They are a stadium concessions staple and the subject of seventh-inning-stretch song lyrics. But for fans who are allergic to peanuts, attending the old ballgame becomes a life-or-death gamble — particularly in open-air parks where wind can carry peanut dust and shells farther than most routine fly balls.
Those willing to take the risk often resort to wiping down stadium chairs and armrests, plotting alternate routes to rest rooms to avoid piles of shells under nearby seats and asking neighboring fans not to toss shells on the ground in the first place. Often, the mere proximity to peanuts proves too intimidating. The fearful fans break for home before the onset of an anaphylaxic reaction, which may include swelling of the throat and tongue, making breathing difficult or impossible without immediate treatment.
Thanks in large part to the lobbying efforts of allergic fans, several sports organizations are now addressing their unfortunate plight. On April 27, the Minnesota Twins announced they would reserve a peanut-free seating section inside the Metrodome during four games this season.

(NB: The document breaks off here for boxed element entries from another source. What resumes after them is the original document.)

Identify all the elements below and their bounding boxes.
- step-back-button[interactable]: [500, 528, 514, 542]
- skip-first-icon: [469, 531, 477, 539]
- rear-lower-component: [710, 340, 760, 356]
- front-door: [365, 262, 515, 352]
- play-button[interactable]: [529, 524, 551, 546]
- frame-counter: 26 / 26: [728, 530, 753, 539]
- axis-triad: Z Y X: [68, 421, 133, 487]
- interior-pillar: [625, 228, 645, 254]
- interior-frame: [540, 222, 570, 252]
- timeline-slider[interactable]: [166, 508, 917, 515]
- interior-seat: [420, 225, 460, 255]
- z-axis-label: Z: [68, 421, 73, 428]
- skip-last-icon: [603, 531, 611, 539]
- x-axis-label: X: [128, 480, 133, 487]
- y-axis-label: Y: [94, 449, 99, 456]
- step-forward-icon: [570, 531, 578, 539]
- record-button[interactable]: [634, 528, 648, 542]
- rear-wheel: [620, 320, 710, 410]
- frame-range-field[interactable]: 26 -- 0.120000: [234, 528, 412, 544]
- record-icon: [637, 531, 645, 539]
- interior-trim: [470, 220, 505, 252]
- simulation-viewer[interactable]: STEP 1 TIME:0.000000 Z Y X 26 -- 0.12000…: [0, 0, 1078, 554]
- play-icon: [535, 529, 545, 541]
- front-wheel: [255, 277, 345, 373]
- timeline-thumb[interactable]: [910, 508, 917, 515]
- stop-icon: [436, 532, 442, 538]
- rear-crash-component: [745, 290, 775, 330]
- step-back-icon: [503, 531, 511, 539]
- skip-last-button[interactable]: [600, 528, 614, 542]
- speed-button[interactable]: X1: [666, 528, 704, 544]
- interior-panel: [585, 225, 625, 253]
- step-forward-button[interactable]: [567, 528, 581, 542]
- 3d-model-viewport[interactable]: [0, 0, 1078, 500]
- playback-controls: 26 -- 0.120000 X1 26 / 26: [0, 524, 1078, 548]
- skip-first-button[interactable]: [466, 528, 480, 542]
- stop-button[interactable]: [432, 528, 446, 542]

Last summer, the Canadian Football League's Edmonton Eskimos for the first time played their entire home schedule in a peanut-free Commonwealth Stadium. Considered drastic by some, these measures nonetheless have created safer environments and sound public relations. According to Jamie Farber, public relations manager for the Class A West Michigan Whitecaps, fans travel great distances to attend the one game each season during which Fifth Third Ballpark is peanut-free. "We have people coming from the other side of our state and from neighboring states specifically for this game," Farber says.
The Whitecaps have been earmarking such a date on their 70-game home schedule since 2003, but not without considerable effort. Cleaning crews work well into the night on the eve of the peanut-free game, scouring the stadium for peanuts and peanut residue in the seating bowl, the press box, even front-office desk drawers. Concessions items containing peanuts as an ingredient, such as candy bars and ice cream treats, are taken off site, as are any products whose packaging includes a disclaimer that they were produced in facilities where peanuts are processed. "We really want to make it as safe as possible," says Farber, adding that the idea stemmed from a mother whose son would be unable to attend a school field trip to the ballpark due to his peanut allergy. "She asked us to consider hosting a peanut-free day, and it was one of those things that we had never thought about," Farber says. "The more we thought about it, we concluded, 'Yes, peanuts are a part of baseball, but so are little boys.' It just seemed natural to get rid of peanuts at least for one day so it will be safe for all fans to come to the game."
Farber admits that the Whitecaps can't guarantee that on that one day peanuts won't be smuggled into the stadium, even though security personnel regularly screen for carry-in food and beverage items. (In Edmonton, a P.A. announcement piped outside Commonwealth Stadium alerts fans approaching the turnstiles that they will be checked for weapons, alcohol and peanuts.)
The Whitecaps promote peanut-free day via press releases, pocket schedules and the sympathetic pen of a local sports editor whose son suffers from a peanut allergy. "We have also submitted information to different allergy network web sites," adds Farber, who says word of mouth has been a big reason why peanut-free day attendance has grown steadily over the years from just "one or two kids" in 2003. Meanwhile, allergy-free Whitecaps fans have been welcoming. "We have found our fans to be very supportive," Farber says. "People do want their baseball with peanuts, but they understand that for one game they can go without."